La campagna Food for Change di Slow Food
“Dal 16 ottobre, per una settimana, invitiamo tutti a fare la propria parte e a impegnarsi per eliminare la carne, ridurre gli sprechi e prediligere cibi locali. Questa la sfida che Slow Food lancia all’interno della campagna internazionale Food for Change, per sottolineare il legame tra cibo e cambiamento climatico” racconta Carlo Petrini, presidente di Slow Food. Mai come adesso è urgente che tutti facciamo la nostra parte per arrestare un fenomeno che ci tocca da vicino tutti i giorni. Si stima infatti che, senza un’inversione di rotta, il pianeta si riscalderà di 1,5 gradi nel 2030 e di 4 nel 2100. Questo avrebbe conseguenze devastanti: un miliardo di persone rimarrebbe senza acqua, due miliardi soffrirebbero la fame e la produzione di mais, riso e grano crollerebbe del 2% ogni 10 anni.

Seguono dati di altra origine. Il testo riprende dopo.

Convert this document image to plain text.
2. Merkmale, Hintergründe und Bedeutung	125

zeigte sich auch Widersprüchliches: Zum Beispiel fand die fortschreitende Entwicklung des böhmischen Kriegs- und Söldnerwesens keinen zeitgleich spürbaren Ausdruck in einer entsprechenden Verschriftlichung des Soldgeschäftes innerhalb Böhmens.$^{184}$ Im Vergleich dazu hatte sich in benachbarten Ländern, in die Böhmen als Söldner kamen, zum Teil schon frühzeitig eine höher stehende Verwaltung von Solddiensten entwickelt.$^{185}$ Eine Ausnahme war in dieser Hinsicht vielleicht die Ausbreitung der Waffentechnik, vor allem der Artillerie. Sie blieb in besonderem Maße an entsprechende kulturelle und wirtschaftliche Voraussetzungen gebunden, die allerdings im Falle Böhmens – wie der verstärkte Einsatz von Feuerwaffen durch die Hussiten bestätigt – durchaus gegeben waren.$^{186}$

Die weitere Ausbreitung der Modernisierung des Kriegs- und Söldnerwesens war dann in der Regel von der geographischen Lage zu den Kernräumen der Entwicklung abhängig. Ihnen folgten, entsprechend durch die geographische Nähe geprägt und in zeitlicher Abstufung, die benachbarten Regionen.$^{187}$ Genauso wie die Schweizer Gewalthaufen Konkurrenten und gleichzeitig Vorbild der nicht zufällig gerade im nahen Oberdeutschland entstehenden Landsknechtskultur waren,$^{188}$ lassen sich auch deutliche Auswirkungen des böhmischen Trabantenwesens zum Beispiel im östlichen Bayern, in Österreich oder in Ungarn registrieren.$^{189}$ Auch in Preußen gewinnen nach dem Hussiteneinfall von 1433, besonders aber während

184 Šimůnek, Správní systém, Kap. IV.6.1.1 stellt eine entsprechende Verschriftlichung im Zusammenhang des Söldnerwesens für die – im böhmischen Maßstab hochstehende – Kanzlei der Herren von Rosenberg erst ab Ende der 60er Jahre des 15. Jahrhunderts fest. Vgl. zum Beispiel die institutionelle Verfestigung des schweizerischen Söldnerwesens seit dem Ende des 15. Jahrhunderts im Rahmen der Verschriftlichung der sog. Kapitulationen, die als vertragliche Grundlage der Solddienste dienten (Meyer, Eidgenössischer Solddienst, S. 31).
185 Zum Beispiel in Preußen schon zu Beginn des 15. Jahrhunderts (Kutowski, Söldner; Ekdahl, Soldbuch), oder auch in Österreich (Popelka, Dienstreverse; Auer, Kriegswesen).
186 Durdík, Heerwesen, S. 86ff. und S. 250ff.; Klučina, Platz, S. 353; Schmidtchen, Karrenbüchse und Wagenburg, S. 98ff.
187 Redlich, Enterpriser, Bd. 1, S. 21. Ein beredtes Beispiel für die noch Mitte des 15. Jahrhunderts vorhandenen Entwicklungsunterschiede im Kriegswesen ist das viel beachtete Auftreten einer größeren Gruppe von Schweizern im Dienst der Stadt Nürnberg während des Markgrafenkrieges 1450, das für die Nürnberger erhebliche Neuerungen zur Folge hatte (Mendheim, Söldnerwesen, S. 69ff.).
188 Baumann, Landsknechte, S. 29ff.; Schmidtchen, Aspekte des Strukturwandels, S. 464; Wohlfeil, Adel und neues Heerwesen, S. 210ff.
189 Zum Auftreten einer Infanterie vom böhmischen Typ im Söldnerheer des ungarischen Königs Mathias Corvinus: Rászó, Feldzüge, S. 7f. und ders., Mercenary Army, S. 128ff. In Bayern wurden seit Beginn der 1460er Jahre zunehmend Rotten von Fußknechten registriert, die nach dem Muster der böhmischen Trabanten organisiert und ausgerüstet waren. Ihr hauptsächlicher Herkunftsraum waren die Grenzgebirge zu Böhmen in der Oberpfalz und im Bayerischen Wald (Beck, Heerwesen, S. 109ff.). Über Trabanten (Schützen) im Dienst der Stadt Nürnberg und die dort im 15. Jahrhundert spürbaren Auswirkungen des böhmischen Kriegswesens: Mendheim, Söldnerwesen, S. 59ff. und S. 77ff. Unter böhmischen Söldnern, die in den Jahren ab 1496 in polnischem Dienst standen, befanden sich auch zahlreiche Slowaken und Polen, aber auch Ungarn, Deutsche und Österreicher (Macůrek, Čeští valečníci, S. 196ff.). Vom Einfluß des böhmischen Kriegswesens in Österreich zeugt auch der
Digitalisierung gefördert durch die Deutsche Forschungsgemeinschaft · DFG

“A livello globale la produzione di cibo è responsabile di un quinto delle emissioni di gas serra, mentre la produzione di mangimi occupa il 40% della produzione agricola mondiale” continua Petrini. “Da sempre sosteniamo e condividiamo quelli che sono i tre pilastri della Fao per il progetto #FameZero: contrastare lo spreco di cibo, che ogni anno raggiunge 1,3 miliardi di tonnellate nel mondo; favorire un approccio integrato in agricoltura, quella che noi chiamiamo agroecologia e che si basa sul rispetto della biodiversità e sull’interazione tra colture, allevamento e suolo. Terzo elemento, alla base delle attività di Slow Food, è seguire una dieta sana e sostenibile”.
L’analisi di Slow Food
Proprio a questo proposito Slow Food in collaborazione con Indaco2 (spin off dell’Università di Siena) ha analizzato l’impatto di una dieta attenta e amica del clima con una non sostenibile. “Il risultato? Il processo produttivo degli alimenti su cui si basa una dieta non sostenibile genera quasi il triplo dei gas serra rispetto a una sana e rispettosa dell’ambiente”. Il consumo settimanale di prodotti non sostenibili comporta una produzione di gas serra pari a 37 kg CO2 eq, mentre con una sana siamo a 14 kg CO2 eq. “Un anno di buone abitudini ci farebbe quindi risparmiare CO2 pari alle emissioni di un’auto che percorre 3300 km” conclude Petrini.
Un interessante studio che ha anche analizzato l’impatto di singoli alimenti, dalle mele al latte, dalla carne al formaggio. Prendendo ad esempio le uova, si calcola che il risparmio di CO2 realizzato ogni anno da un allevamento all’aperto che rispetta ambiente e animali, rispetto a uno industriale, corrisponde alle emissioni di un’auto che percorre 30.200 km.
Tumal Orto Galdibe
“Vivo allevando capre, pecore e cammelli. Questo è la mia vita, così come lo è stata per i miei antenati negli ultimi 235 anni. Vorrei che le generazioni future continuassero a vivere con lo stesso stile di vita tradizionale; ma purtroppo negli ultimi tempi la nostra terra è stata colpita da siccità e inondazioni, trasformazione dell’ambiente che ha ceduto suolo e paesaggio a strade e trivelle, mettendo a dura prova comunità e animali. Trovare l’acqua per i miei animali è la più grande sfida della mia vita. Percorriamo lunghe distanze, fino a 100 chilometri, per trovare pozzi poco profondi per le capre” racconta Tumal Orto Galdibe, pastore indigeno del Kenya.
José Casimiro Gonzalez
“Non c’è dubbio: il cambiamento climatico è reale, e ci sta colpendo adesso”. Da Cuba gli fa eco l’agricoltore José Casimiro Gonzalez: “Sfollamenti, danni agli edifici, diminuzione dei raccolti e cambiamenti radicali nei periodi di semina sono solo alcuni degli effetti che verifichiamo noi agricoltori. E questo significa incertezza economica e difficoltà quotidiane oggettive nello svolgere il nostro lavoro. Voglio però essere positivo. Se penso a quale possa essere il futuro di Cuba, non ho dubbi. L’agroecologia, l’osservazione della natura e Slow Food sono le speranze che conservo».
“Insomma, serve l’impegno di tutti. Domani è troppo tardi” conclude Petrini. “Con Food for Change possiamo cambiare anche di poco le nostre abitudini alimentari e riuscire davvero a fare la differenza”.